Feature Engineering: The collected PCAP files were processed using the CICFlowmeter tool, converting the network traffic data into bidirectional flow features for analysis. Irrelevant information like source and destination addresses were removed, and categorical features were numerically encoded to prevent overfitting. This method ensured a realistic and comprehensive dataset, encompassing both benign and malicious IoT traffic, critical for developing and testing the QAE IDS model.
Questions
The following are the question will be used for our project:-
Which protocol, service and port number is used in different type of attack scenarios to avoid any future network cyber attacks ?
How do different type of attack show unique patterns across bandwidth, inter arrival time, payload and flow characteristics ? Are these patterns showing any reliable distinctions between attacks ?
Which combinations of dimensions is responsible for the different type of attack ?
Analysis plan
Question 1:
- Variable proto , service and id.resp_p will be used and compared with different type of attacks vs when actual devices is talking over same protocol, service and port number.
Question 2:
A relationship between variables that corresponds to bandwidth information for e.g. fwd_pkts_tot, bwd_pkts_tot, fwd_data_pkts_tot, bwd_data_pkts_tot, fwd_pkts_per_sec, bwd_pkts_per_sec, flow_pkts_per_sec with attack type will be determined. This will define the clear relationship of bandwidth during an attack
Inter-arrival time information which will use variables like fwd_iat.min, fwd_iat.avg, flow_iat.min to make similar relationship during an attack vs normal operation.
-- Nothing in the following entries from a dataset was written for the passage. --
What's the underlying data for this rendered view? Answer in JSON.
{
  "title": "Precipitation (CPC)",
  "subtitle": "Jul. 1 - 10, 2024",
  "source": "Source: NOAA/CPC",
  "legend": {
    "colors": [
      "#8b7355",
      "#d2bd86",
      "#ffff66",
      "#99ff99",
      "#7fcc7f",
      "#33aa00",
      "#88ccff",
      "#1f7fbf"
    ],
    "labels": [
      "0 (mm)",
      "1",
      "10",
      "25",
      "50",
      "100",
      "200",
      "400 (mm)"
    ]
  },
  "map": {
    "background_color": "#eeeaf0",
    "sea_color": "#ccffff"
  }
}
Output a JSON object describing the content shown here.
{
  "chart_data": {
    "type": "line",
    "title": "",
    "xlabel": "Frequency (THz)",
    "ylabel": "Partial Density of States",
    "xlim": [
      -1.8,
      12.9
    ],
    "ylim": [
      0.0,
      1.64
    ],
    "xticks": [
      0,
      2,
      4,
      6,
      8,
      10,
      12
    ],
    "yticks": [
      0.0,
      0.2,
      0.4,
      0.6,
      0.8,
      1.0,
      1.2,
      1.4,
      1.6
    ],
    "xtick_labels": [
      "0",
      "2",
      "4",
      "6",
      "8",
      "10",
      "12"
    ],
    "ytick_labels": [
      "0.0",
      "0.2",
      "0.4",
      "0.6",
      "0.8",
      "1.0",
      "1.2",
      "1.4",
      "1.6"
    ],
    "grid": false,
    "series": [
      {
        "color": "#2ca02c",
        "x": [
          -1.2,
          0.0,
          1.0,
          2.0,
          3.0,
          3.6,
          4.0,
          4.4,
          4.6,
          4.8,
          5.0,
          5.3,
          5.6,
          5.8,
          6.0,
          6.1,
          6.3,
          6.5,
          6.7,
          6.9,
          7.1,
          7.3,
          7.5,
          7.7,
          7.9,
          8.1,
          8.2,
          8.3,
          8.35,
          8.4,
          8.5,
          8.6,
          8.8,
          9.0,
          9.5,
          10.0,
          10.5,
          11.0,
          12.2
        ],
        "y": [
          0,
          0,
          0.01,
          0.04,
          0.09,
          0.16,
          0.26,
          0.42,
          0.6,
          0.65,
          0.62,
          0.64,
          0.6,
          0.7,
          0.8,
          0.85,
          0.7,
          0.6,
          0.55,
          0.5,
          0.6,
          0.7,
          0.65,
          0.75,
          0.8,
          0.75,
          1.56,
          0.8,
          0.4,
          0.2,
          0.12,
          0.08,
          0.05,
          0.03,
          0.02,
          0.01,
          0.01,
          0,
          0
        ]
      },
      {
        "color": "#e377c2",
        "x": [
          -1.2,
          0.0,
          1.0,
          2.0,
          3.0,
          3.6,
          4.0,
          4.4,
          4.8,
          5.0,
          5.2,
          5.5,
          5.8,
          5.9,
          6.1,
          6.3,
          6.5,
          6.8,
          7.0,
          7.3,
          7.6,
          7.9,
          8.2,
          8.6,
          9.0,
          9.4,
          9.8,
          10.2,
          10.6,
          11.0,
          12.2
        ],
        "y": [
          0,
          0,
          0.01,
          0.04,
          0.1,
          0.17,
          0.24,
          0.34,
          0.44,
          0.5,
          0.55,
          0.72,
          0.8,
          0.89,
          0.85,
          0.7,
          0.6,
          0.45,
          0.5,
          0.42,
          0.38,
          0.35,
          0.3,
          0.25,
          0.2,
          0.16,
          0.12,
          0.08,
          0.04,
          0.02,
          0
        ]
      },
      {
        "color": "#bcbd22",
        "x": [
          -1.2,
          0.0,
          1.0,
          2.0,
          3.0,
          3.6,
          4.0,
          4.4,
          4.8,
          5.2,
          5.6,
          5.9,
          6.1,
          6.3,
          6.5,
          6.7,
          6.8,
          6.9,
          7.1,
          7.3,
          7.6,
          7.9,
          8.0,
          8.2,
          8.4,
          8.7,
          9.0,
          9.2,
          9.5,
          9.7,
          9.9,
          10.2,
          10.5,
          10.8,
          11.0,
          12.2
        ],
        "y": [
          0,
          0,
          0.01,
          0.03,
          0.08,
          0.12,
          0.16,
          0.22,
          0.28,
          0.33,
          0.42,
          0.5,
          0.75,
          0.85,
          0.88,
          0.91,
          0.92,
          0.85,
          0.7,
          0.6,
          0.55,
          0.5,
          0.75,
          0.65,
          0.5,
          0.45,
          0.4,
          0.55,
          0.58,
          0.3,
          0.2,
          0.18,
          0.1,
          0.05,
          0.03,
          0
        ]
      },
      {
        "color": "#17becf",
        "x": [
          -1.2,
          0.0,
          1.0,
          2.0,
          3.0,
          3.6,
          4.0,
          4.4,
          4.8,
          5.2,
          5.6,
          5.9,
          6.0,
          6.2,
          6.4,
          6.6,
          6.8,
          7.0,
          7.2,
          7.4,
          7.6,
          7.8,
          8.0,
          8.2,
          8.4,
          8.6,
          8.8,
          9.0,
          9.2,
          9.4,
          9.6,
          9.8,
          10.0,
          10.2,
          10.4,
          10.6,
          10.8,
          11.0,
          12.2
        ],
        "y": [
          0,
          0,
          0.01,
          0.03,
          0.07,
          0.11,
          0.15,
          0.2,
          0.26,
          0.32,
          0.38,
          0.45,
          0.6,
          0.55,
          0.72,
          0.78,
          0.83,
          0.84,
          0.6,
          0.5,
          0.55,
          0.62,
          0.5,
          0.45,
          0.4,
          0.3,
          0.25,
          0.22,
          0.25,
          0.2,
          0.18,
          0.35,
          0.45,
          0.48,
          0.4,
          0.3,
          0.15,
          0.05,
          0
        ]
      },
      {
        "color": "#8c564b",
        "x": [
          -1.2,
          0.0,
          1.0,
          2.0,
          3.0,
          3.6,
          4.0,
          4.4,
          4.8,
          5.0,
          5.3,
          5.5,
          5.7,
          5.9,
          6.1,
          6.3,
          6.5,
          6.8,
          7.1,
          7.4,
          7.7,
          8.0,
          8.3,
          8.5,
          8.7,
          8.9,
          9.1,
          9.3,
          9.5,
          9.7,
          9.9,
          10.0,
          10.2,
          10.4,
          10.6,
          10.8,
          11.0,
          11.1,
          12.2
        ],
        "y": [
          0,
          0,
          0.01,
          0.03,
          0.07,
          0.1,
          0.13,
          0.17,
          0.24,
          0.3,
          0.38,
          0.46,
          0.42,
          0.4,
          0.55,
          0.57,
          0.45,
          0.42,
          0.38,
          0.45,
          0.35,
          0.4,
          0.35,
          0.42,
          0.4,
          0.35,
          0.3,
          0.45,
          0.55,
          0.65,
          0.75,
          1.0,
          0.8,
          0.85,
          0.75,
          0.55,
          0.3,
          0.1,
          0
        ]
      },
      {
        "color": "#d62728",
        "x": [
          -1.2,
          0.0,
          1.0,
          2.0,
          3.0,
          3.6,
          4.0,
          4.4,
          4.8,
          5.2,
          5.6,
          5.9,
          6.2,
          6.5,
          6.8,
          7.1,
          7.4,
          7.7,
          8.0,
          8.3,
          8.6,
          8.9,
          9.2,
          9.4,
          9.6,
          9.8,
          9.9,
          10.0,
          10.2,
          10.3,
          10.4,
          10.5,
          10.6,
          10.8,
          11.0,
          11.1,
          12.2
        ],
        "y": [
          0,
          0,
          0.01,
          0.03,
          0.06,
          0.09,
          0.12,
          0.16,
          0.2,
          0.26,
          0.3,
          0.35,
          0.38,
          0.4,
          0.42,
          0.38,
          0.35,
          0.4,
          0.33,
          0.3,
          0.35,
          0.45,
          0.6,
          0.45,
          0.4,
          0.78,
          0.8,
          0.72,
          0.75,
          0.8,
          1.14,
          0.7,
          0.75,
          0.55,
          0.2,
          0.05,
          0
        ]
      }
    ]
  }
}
Every attack type prohibit different payload behaviour. We will use the variables fwd_pkts_payload.avg,fwd_pkts_payload.min, fwd_pkts_payload.max to find out extreme large packet and empty packet
DDOS slowloris attack uses TCP SYNC message flooding through the server with the flow characterstics information we will compare number of TCP SYNC message with the number of other TCP messages
Question 3:
- With comparison of different variables in attack scenarios we will determine who and how many dimensions are affected during attacks
Ethical concerns
Our dataset do not have any ethical concerns because basic information of internal organization is not included. We are visualising and analysing without source and destination specified which has its pros and cons.